On 3rd Feb, Meta Platforms – Facebook’s parent company – lost $230 billion+ or 25%+ of its value on a single day, marking the largest one-day loss in the history of the US markets. The decline was largely driven by poor earning performance and weak guidance. While this may be termed as a one-off, company specific correction, there are several external factors – monetary included – that have caused the recent decrease in tech valuations in the US and India.
US FED expected to tighten monetary policy
The US Fed, along with a number of central banks around the world, are preparing to raise interest rates to combat rising inflation. This has caused most technology stocks, or so-called “growth stocks”, to decline over the last 2 months.
Technology companies have seen a record bull run over the last two COVID years, driven by increased demand for online solutions and services. However, a significant amount of investments in the public markets and the broader tech industry in general are fueled by “borrowed” money – the cost of which is nearly zero.
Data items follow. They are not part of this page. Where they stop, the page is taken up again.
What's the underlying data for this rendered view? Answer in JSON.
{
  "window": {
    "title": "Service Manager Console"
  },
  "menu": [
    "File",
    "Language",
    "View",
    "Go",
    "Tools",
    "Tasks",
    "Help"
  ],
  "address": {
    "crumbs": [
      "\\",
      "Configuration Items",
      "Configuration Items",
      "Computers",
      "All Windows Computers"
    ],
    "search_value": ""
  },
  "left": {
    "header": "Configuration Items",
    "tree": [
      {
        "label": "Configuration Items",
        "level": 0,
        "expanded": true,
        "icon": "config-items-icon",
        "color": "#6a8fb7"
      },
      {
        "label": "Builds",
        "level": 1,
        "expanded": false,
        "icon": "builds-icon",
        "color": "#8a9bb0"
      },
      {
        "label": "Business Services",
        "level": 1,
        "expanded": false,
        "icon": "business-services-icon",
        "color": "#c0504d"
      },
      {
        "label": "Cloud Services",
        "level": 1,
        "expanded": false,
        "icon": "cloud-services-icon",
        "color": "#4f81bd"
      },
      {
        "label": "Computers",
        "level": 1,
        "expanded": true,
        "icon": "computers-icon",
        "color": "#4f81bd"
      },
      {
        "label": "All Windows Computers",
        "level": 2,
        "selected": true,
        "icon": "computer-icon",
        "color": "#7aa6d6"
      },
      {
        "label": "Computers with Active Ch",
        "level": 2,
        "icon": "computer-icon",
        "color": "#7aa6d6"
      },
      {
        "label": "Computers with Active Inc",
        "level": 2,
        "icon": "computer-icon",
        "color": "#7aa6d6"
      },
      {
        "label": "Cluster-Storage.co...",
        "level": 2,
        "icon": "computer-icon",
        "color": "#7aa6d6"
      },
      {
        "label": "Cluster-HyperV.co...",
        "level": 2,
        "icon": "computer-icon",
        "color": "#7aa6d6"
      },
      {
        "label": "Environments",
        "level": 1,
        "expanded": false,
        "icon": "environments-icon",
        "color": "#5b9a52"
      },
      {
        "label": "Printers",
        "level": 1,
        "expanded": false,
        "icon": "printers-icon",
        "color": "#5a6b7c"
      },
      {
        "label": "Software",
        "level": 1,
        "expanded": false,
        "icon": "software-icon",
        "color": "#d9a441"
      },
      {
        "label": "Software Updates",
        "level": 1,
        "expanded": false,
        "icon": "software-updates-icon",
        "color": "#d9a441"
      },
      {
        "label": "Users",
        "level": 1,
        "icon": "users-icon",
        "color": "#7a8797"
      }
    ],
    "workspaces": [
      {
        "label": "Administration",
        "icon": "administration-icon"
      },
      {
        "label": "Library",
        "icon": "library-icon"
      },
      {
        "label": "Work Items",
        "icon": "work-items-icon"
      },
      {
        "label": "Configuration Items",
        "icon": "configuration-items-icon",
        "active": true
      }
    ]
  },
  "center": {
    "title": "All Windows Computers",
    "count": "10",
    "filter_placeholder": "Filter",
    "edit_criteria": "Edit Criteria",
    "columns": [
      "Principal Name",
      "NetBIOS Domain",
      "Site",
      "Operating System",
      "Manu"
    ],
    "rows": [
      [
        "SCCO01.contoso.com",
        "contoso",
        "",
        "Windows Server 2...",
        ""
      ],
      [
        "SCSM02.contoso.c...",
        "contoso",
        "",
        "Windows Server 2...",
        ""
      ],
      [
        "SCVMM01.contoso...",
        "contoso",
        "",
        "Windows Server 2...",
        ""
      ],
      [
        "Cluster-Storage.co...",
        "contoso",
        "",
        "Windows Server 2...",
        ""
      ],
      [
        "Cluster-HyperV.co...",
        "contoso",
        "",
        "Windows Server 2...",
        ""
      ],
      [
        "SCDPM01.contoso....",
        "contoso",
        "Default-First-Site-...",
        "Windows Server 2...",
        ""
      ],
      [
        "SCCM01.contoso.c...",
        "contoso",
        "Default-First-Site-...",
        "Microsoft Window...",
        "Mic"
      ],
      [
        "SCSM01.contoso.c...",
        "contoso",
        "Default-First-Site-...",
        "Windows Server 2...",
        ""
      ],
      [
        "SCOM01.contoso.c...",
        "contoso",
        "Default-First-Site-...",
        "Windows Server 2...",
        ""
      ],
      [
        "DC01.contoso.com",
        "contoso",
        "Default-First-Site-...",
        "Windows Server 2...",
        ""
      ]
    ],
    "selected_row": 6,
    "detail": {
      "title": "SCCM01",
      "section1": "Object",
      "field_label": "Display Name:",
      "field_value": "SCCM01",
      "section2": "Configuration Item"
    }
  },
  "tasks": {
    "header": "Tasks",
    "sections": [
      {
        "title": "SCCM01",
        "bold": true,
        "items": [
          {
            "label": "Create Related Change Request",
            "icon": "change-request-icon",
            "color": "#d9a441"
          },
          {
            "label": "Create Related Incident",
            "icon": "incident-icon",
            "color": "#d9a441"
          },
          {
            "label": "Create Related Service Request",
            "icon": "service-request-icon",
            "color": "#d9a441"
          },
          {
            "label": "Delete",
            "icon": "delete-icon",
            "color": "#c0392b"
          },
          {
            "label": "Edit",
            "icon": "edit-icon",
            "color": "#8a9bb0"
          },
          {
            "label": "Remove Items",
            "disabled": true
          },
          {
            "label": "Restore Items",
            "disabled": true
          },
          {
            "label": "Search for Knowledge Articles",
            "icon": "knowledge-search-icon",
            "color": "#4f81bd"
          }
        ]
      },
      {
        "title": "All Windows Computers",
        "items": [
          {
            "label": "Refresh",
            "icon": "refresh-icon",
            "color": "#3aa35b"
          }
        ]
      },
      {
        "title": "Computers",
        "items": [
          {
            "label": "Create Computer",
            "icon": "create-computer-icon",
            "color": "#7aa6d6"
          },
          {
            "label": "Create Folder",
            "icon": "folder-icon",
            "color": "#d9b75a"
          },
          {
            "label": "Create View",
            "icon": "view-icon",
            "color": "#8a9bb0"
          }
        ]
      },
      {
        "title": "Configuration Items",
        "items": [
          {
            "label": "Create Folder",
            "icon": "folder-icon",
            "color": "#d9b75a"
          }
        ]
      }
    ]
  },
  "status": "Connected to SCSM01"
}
With rising interest rates, the future valuation of these stocks become significantly lower, and results in a subsequent decrease in valuations.
It is yet to be seen how higher interest rates affect private investments – most Private Equity players in the tech space use a leveraged model for their respective investments. If money supply tightens, at the very least, we do expect the private markets to become more selective in their investment approach, relying on larger ticket size investments in the established tech players (or unicorns) rather than riskier investments in start ups.
India large and mid cap IT stocks decline by 10%
The Indian technology services market is facing similar headwinds. Most large and mid cap stocks have declined between 10-15%, despite record future demand projected by industry body NASSCOM.
While the recent decline in stock prices of many large cap players can be attributed to a broader market correction, long due after record bull runs in the latter half of 2020 and 2021, investors are concerned about the potential for future earnings growth and, whether the inorganic strategies employed these companies are accretive to their respective EPS metrics.
Attrition continues to be one of the biggest challenges for the IT services market (see our previous publication: The Great Indian Attrition). However, we expect that Technology services players will continue to outperform the boarder market as the fundamentals of doing business drives towards further digitization.